Of course, it could be argued that the UK should disapply both the Charter and the general principles as a matter of domestic law. But as the committee itself notes, a key aspect of the Charter (and, prior to the Treaty of Lisbon, the general principles) is the requirement to interpret EU secondary legislation in light of it. It is hard to see how that secondary legislation could be interpreted in light of the Charter and general principles in most Member States, while disapplying consideration of those aspects in the UK. There could also be cases where the CJEU rules that an EU measure is invalid because it breaches the Charter, and the question would obviously arise whether that measure is still valid in the UK. It can only be concluded that the committee’s suggestions are in fact a recipe for creating the maximum possible legal uncertainty.

Financial liability

If the UK (like any other Member State) fails to apply EU law which is binding upon it, the Commission can ask the CJEU to impose fines upon the UK. Because of the UK’s generally high degree of respect for EU law, the Commission has never done this.
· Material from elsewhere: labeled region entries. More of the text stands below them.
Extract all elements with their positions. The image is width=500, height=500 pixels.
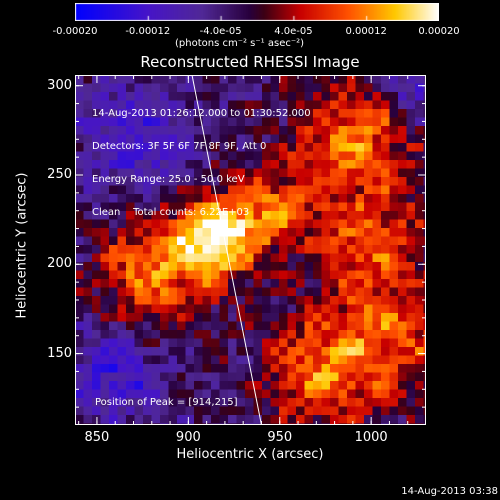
colorbar-tick-label: -0.00012 xyxy=(125,26,171,37)
y-tick-label: 150 xyxy=(47,345,72,361)
colorbar-units: (photons cm⁻² s⁻¹ asec⁻²) xyxy=(175,38,305,49)
annotation-energy: Energy Range: 25.0 - 50.0 keV xyxy=(92,174,245,185)
colorbar-tick-label: 4.0e-05 xyxy=(274,26,313,37)
peak-position-label: Position of Peak = [914,215] xyxy=(95,397,238,408)
chart-title: Reconstructed RHESSI Image xyxy=(140,53,360,71)
y-tick-label: 300 xyxy=(47,77,72,93)
x-tick-label: 900 xyxy=(175,430,201,445)
annotation-detectors: Detectors: 3F 5F 6F 7F 8F 9F, Att 0 xyxy=(92,141,267,152)
solar-limb-line xyxy=(191,75,262,425)
colorbar-tick-label: 0.00012 xyxy=(345,26,387,37)
plot-frame xyxy=(75,75,426,425)
colorbar xyxy=(75,3,439,21)
y-tick-label: 200 xyxy=(47,256,72,272)
render-timestamp: 14-Aug-2013 03:38 xyxy=(401,486,498,497)
x-tick-label: 850 xyxy=(84,430,110,445)
x-tick-label: 950 xyxy=(267,430,293,445)
y-tick-label: 250 xyxy=(47,167,72,182)
colorbar-tick-label: -4.0e-05 xyxy=(199,26,242,37)
image-annotations: 14-Aug-2013 01:26:12.000 to 01:30:52.000… xyxy=(92,86,311,229)
heatmap-plot xyxy=(75,75,426,425)
x-tick-label: 1000 xyxy=(354,430,388,445)
y-axis-label: Heliocentric Y (arcsec) xyxy=(14,172,30,319)
annotation-time: 14-Aug-2013 01:26:12.000 to 01:30:52.000 xyxy=(92,108,311,119)
colorbar-tick-label: -0.00020 xyxy=(52,26,98,37)
annotation-counts: Clean Total counts: 6.22E+03 xyxy=(92,207,250,218)
heatmap-cells xyxy=(75,75,426,425)
colorbar-tick-label: 0.00020 xyxy=(418,26,460,37)
x-axis-label: Heliocentric X (arcsec) xyxy=(176,447,324,462)
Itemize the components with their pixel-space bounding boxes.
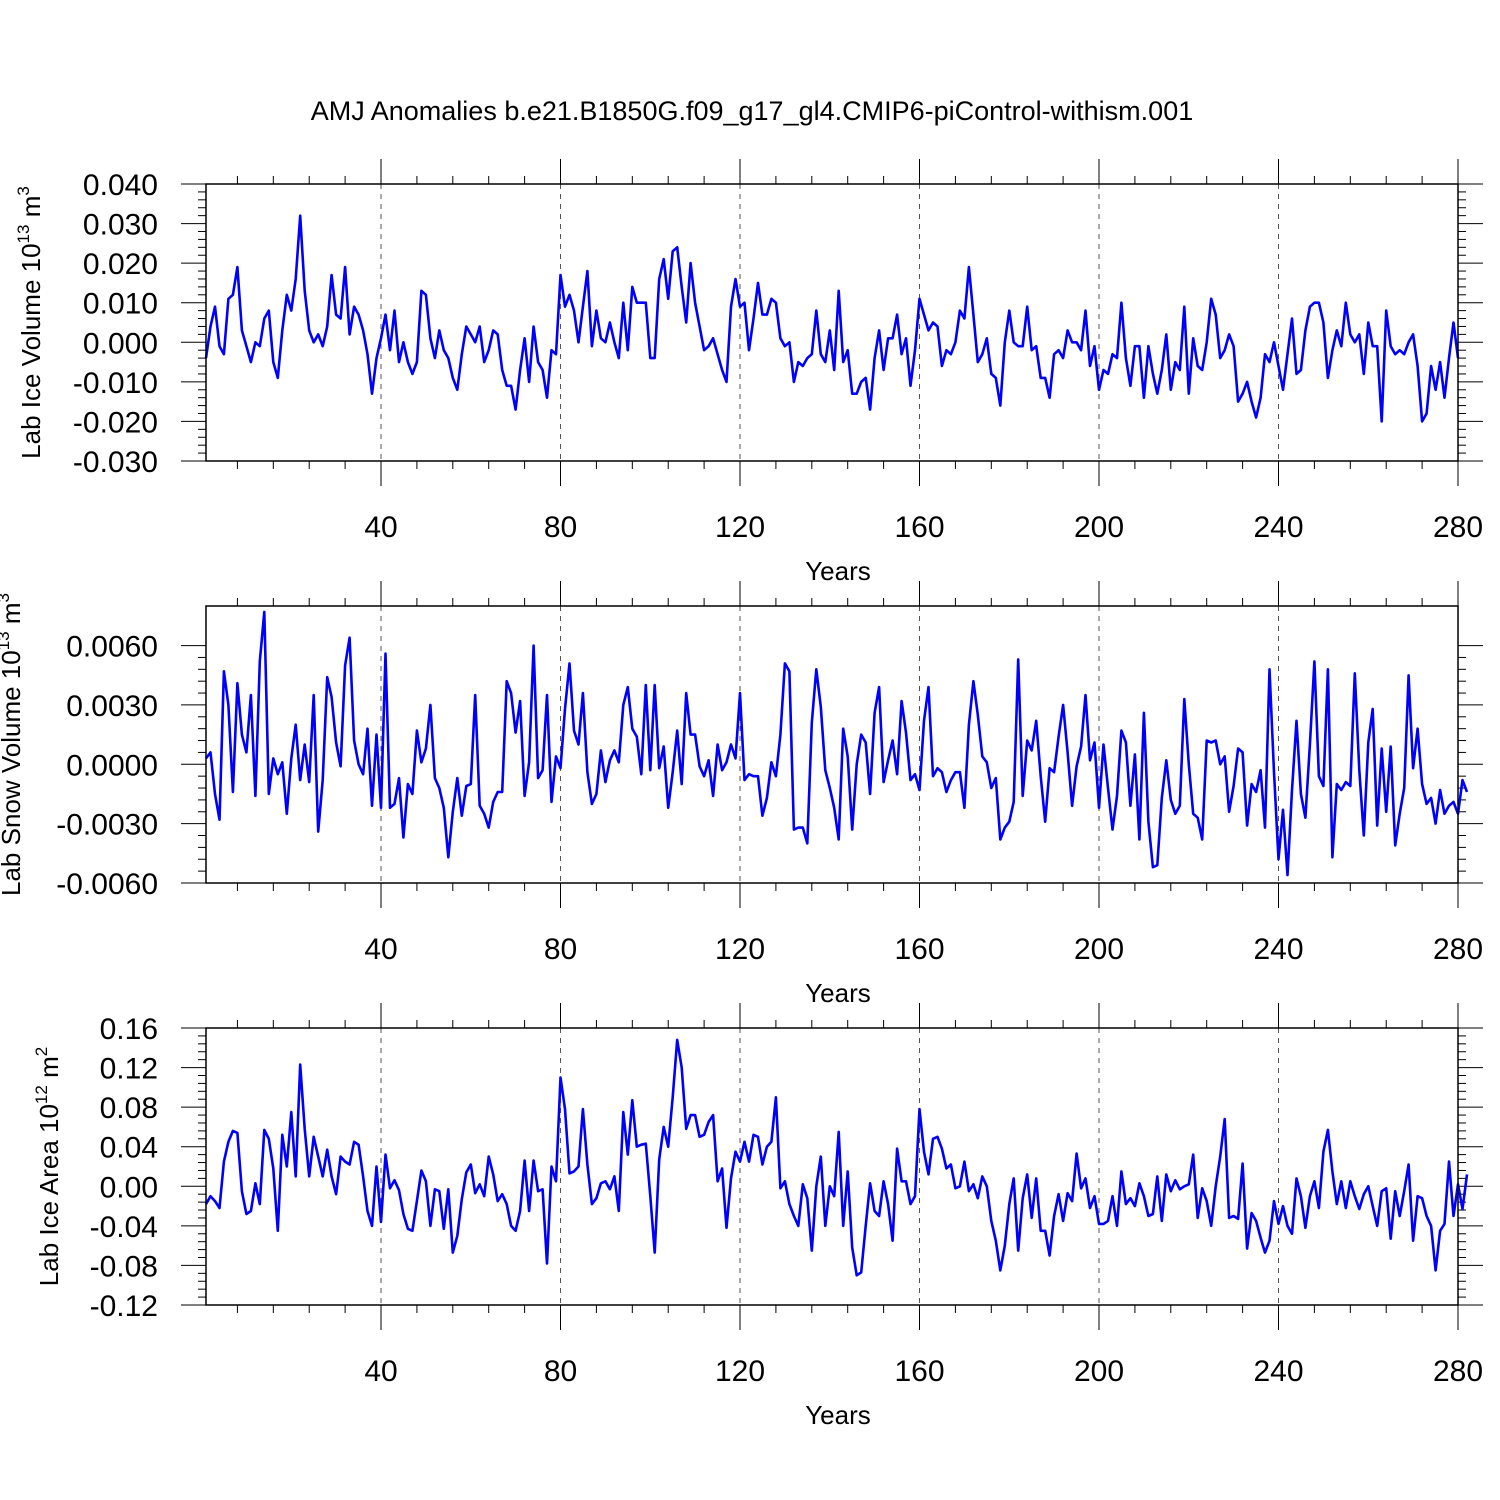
x-tick-label: 160 xyxy=(894,1355,944,1388)
y-axis-title-unit: m xyxy=(0,602,26,631)
y-tick-label: -0.020 xyxy=(73,406,158,439)
y-tick-label: 0.08 xyxy=(100,1092,158,1125)
y-tick-label: 0.00 xyxy=(100,1171,158,1204)
chart-panel-3: -0.12 -0.08 -0.04 0.00 0.04 0.08 0.12 0.16 40 80 1… xyxy=(32,1003,1483,1430)
y-tick-label: 0.0060 xyxy=(66,631,158,664)
y-axis-title: Lab Ice Area 1012 m2 xyxy=(32,1047,64,1286)
x-tick-label: 280 xyxy=(1433,511,1483,544)
y-axis-title-unit: m xyxy=(34,1056,64,1085)
x-tick-label: 240 xyxy=(1253,511,1303,544)
y-tick-label: 0.04 xyxy=(100,1132,158,1165)
y-axis-title-exponent: 13 xyxy=(14,225,33,244)
series-line xyxy=(204,610,1469,877)
y-axis-title-text: Lab Snow Volume 10 xyxy=(0,650,26,896)
y-tick-label: 0.010 xyxy=(83,288,158,321)
plot-frame xyxy=(205,605,1459,884)
x-tick-label: 80 xyxy=(544,933,577,966)
y-tick-label: 0.0000 xyxy=(66,749,158,782)
x-tick-label: 120 xyxy=(715,1355,765,1388)
chart-panels: -0.030 -0.020 -0.010 0.000 0.010 0.020 0.030 0.… xyxy=(0,159,1483,1430)
y-axis-title: Lab Ice Volume 1013 m3 xyxy=(14,186,46,459)
y-tick-label: 0.12 xyxy=(100,1053,158,1086)
y-axis-title-unit-exponent: 3 xyxy=(0,593,13,602)
series-line xyxy=(204,1038,1469,1277)
x-tick-label: 280 xyxy=(1433,1355,1483,1388)
y-tick-label: 0.16 xyxy=(100,1013,158,1046)
figure-title: AMJ Anomalies b.e21.B1850G.f09_g17_gl4.C… xyxy=(311,96,1193,126)
series-line xyxy=(204,214,1460,423)
y-tick-label: 0.0030 xyxy=(66,690,158,723)
y-axis-title-exponent: 13 xyxy=(0,631,13,650)
y-tick-label: 0.030 xyxy=(83,209,158,242)
y-tick-label: 0.020 xyxy=(83,248,158,281)
y-tick-label: -0.010 xyxy=(73,367,158,400)
chart-panel-1: -0.030 -0.020 -0.010 0.000 0.010 0.020 0.030 0.… xyxy=(14,159,1483,586)
x-tick-label: 160 xyxy=(894,933,944,966)
y-tick-label: -0.04 xyxy=(90,1211,158,1244)
x-tick-label: 280 xyxy=(1433,933,1483,966)
x-tick-label: 80 xyxy=(544,1355,577,1388)
y-tick-label: -0.0060 xyxy=(56,868,158,901)
x-axis-title: Years xyxy=(805,1400,871,1430)
x-tick-label: 40 xyxy=(364,933,397,966)
x-tick-label: 240 xyxy=(1253,933,1303,966)
y-tick-label: 0.000 xyxy=(83,327,158,360)
x-tick-label: 200 xyxy=(1074,933,1124,966)
y-tick-label: -0.12 xyxy=(90,1290,158,1323)
y-axis-title-text: Lab Ice Volume 10 xyxy=(16,243,46,458)
x-axis-title: Years xyxy=(805,556,871,586)
y-tick-label: -0.0030 xyxy=(56,809,158,842)
y-axis-title-text: Lab Ice Area 10 xyxy=(34,1104,64,1286)
y-tick-label: 0.040 xyxy=(83,169,158,202)
x-tick-label: 120 xyxy=(715,511,765,544)
x-tick-label: 240 xyxy=(1253,1355,1303,1388)
plot-frame xyxy=(205,1027,1459,1306)
y-tick-label: -0.08 xyxy=(90,1250,158,1283)
y-tick-label: -0.030 xyxy=(73,446,158,479)
x-tick-label: 40 xyxy=(364,511,397,544)
chart-panel-2: -0.0060 -0.0030 0.0000 0.0030 0.0060 40 80 120 1… xyxy=(0,581,1483,1008)
x-axis-title: Years xyxy=(805,978,871,1008)
y-axis-title: Lab Snow Volume 1013 m3 xyxy=(0,593,26,896)
x-tick-label: 120 xyxy=(715,933,765,966)
plot-frame xyxy=(205,183,1459,462)
x-tick-label: 160 xyxy=(894,511,944,544)
x-tick-label: 200 xyxy=(1074,1355,1124,1388)
y-axis-title-unit-exponent: 2 xyxy=(32,1047,51,1056)
y-axis-title-exponent: 12 xyxy=(32,1085,51,1104)
x-tick-label: 80 xyxy=(544,511,577,544)
y-axis-title-unit: m xyxy=(16,196,46,225)
y-axis-title-unit-exponent: 3 xyxy=(14,186,33,195)
x-tick-label: 40 xyxy=(364,1355,397,1388)
x-tick-label: 200 xyxy=(1074,511,1124,544)
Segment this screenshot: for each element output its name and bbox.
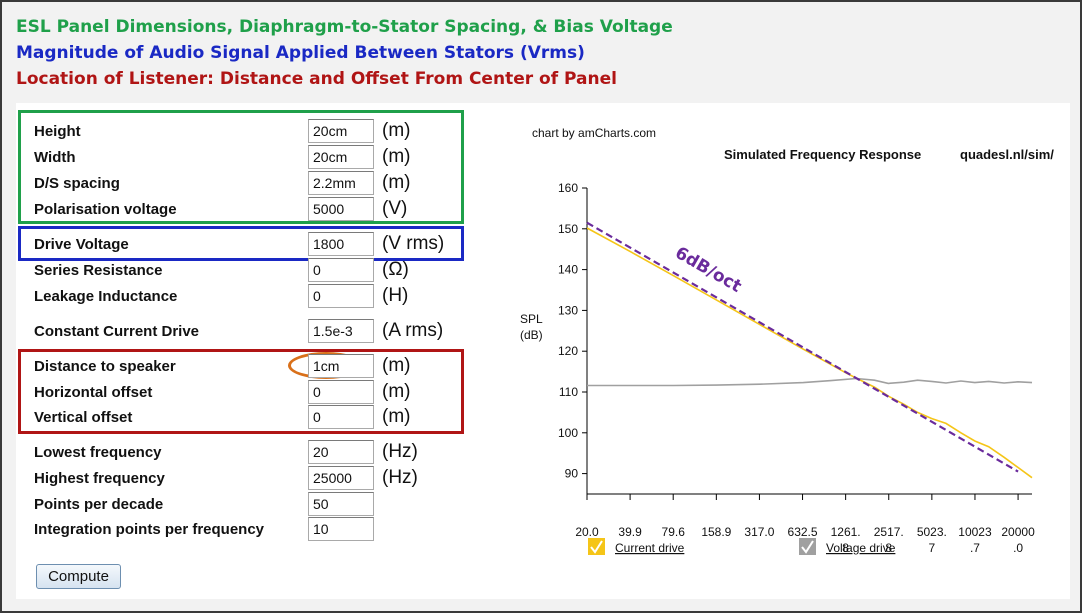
x-tick-label: 10023: [958, 525, 992, 539]
heading-audio-signal: Magnitude of Audio Signal Applied Betwee…: [16, 43, 585, 63]
x-tick-label: 39.9: [618, 525, 642, 539]
horizontal-offset-input[interactable]: [308, 380, 374, 404]
x-tick-label: 1261.: [831, 525, 861, 539]
x-tick-label: 20000: [1001, 525, 1035, 539]
x-tick-label: .7: [970, 541, 980, 555]
legend-voltage-drive-label: Voltage drive: [826, 541, 896, 555]
width-input[interactable]: [308, 145, 374, 169]
legend-current-drive-swatch: [588, 538, 605, 555]
constant-current-drive-unit: (A rms): [382, 320, 444, 341]
height-input[interactable]: [308, 119, 374, 143]
polarisation-voltage-unit: (V): [382, 198, 408, 219]
chart-source: quadesl.nl/sim/: [960, 147, 1054, 162]
horizontal-offset-label: Horizontal offset: [34, 384, 153, 401]
slope-annotation: 6dB/oct: [672, 243, 745, 297]
integration-points-label: Integration points per frequency: [34, 521, 265, 538]
x-tick-label: 7: [929, 541, 936, 555]
y-tick-label: 150: [558, 222, 578, 236]
leakage-inductance-input[interactable]: [308, 284, 374, 308]
drive-voltage-unit: (V rms): [382, 233, 445, 254]
voltage-drive-series-line: [587, 377, 1033, 387]
x-tick-label: .0: [1013, 541, 1023, 555]
x-tick-label: 20.0: [575, 525, 599, 539]
series-resistance-label: Series Resistance: [34, 262, 163, 279]
legend-current-drive-label: Current drive: [615, 541, 685, 555]
x-tick-label: 79.6: [662, 525, 686, 539]
points-per-decade-label: Points per decade: [34, 496, 164, 513]
ds-spacing-unit: (m): [382, 172, 411, 193]
vertical-offset-input[interactable]: [308, 405, 374, 429]
distance-to-speaker-input[interactable]: [308, 354, 374, 378]
width-label: Width: [34, 149, 76, 166]
panel-dimensions-highlight-box: [18, 110, 464, 224]
x-tick-label: 5023.: [917, 525, 947, 539]
points-per-decade-input[interactable]: [308, 492, 374, 516]
highest-frequency-unit: (Hz): [382, 467, 418, 488]
y-axis-label-line2: (dB): [520, 328, 543, 342]
height-unit: (m): [382, 120, 411, 141]
x-tick-label: 8: [885, 541, 892, 555]
constant-current-drive-input[interactable]: [308, 319, 374, 343]
x-tick-label: 158.9: [701, 525, 731, 539]
integration-points-input[interactable]: [308, 517, 374, 541]
heading-listener-location: Location of Listener: Distance and Offse…: [16, 69, 617, 89]
leakage-inductance-label: Leakage Inductance: [34, 288, 178, 305]
legend-check-icon: [801, 540, 814, 554]
lowest-frequency-unit: (Hz): [382, 441, 418, 462]
lowest-frequency-label: Lowest frequency: [34, 444, 162, 461]
y-tick-label: 100: [558, 426, 578, 440]
legend-check-icon: [590, 540, 603, 554]
simulator-panel: Height (m) Width (m) D/S spacing (m) Pol…: [16, 103, 1070, 599]
chart-credit[interactable]: chart by amCharts.com: [532, 126, 657, 140]
x-tick-label: 632.5: [788, 525, 818, 539]
chart-title: Simulated Frequency Response: [724, 147, 922, 162]
height-label: Height: [34, 123, 81, 140]
series-resistance-input[interactable]: [308, 258, 374, 282]
x-tick-label: 2517.: [874, 525, 904, 539]
polarisation-voltage-label: Polarisation voltage: [34, 201, 177, 218]
horizontal-offset-unit: (m): [382, 381, 411, 402]
slope-reference-line: [586, 221, 1019, 473]
drive-voltage-label: Drive Voltage: [34, 236, 129, 253]
ds-spacing-label: D/S spacing: [34, 175, 120, 192]
y-tick-label: 160: [558, 181, 578, 195]
series-resistance-unit: (Ω): [382, 259, 409, 280]
distance-to-speaker-label: Distance to speaker: [34, 358, 176, 375]
highest-frequency-input[interactable]: [308, 466, 374, 490]
y-tick-label: 130: [558, 303, 578, 317]
x-tick-label: 317.0: [744, 525, 774, 539]
y-tick-label: 140: [558, 263, 578, 277]
vertical-offset-label: Vertical offset: [34, 409, 133, 426]
listener-location-highlight-box: [18, 349, 464, 434]
vertical-offset-unit: (m): [382, 406, 411, 427]
lowest-frequency-input[interactable]: [308, 440, 374, 464]
legend-voltage-drive-swatch: [799, 538, 816, 555]
ds-spacing-input[interactable]: [308, 171, 374, 195]
distance-to-speaker-unit: (m): [382, 355, 411, 376]
compute-button[interactable]: Compute: [36, 564, 121, 589]
constant-current-drive-label: Constant Current Drive: [34, 323, 200, 340]
width-unit: (m): [382, 146, 411, 167]
y-tick-label: 90: [565, 467, 579, 481]
y-tick-label: 110: [559, 385, 578, 399]
y-tick-label: 120: [558, 344, 578, 358]
heading-panel-dimensions: ESL Panel Dimensions, Diaphragm-to-Stato…: [16, 17, 673, 37]
y-axis-label-line1: SPL: [520, 312, 543, 326]
leakage-inductance-unit: (H): [382, 285, 409, 306]
drive-voltage-input[interactable]: [308, 232, 374, 256]
current-drive-series-line: [586, 227, 1033, 479]
drive-voltage-highlight-box: [18, 226, 464, 261]
highest-frequency-label: Highest frequency: [34, 470, 165, 487]
polarisation-voltage-input[interactable]: [308, 197, 374, 221]
x-tick-label: 8: [842, 541, 849, 555]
 But if the UK disapplies the Charter as a matter of national law, then this may result in such proceedings. This is because, due to the obligation to interpret secondary EU law in light of the Charter, this might well result in the UK not applying EU law correctly. There is therefore a possible significant financial cost to the committee’s proposal.

Lack of principle

The EU’s fiercest critics in the UK either want the UK to leave the EU altogether, or to renegotiate the terms of its membership. Either position, whether we agree with it or not, is fundamentally an honest one. In particular, David Cameron’s pledge (which was ultimately frustrated when the Conservative party did not get a majority of seats in 2010) to renegotiate the Treaties to disapply the Charter to the UK entirely was honest. It would have caused great legal uncertainty, for the reasons described above, but that’s a different issue.

In contrast, the idea that the UK should remain an EU Member State, but not fully comply with the obligations which it has accepted, is not honest. It’s certainly legal as a matter of domestic law, since under the British constitution the authority of EU law in this country derives from Acts of Parliament. But the Charter is part of our obligations as an EU Member State, and as long as we are a Member State bound by the Charter, the principle of the rule of law demands that our national law provides for it to be given effect. Furthermore, disapplying it in our national law would hardly help the position of British citizens and British businesses seeking to rely on EU law to vindicate their legal rights in other Member States.

Conclusions

For the reasons set out here – legal certainty, financial liability and principle – the idea that an Act of Parliament should disapply the Charter in the UK should be roundly rejected. But as a final point, we cannot forget the intrinsic value of human rights, and the importance of the Charter as a means to uphold them, within the scope of EU law. While the EU has not – despite the claims of its most deranged critics – committed atrocities equal to or worse than those of Nazi Germany, neither can it be claimed that no serious human rights abuses occur within the scope of its law.

To take just one example, the subject of the NS case, it was established in the European Court of Human Rights, in the judgment in MSS v Belgium and Greece, that asylum-seekers sent to Greece are subject systematically to appalling conditions, both in and out of detention, for instance resorting to drinking out of toilets after they were refused water. The Charter has an important part to play in addressing such abuses, and the committee’s suggestions to disable it in the UK should be rejected for that reason alone.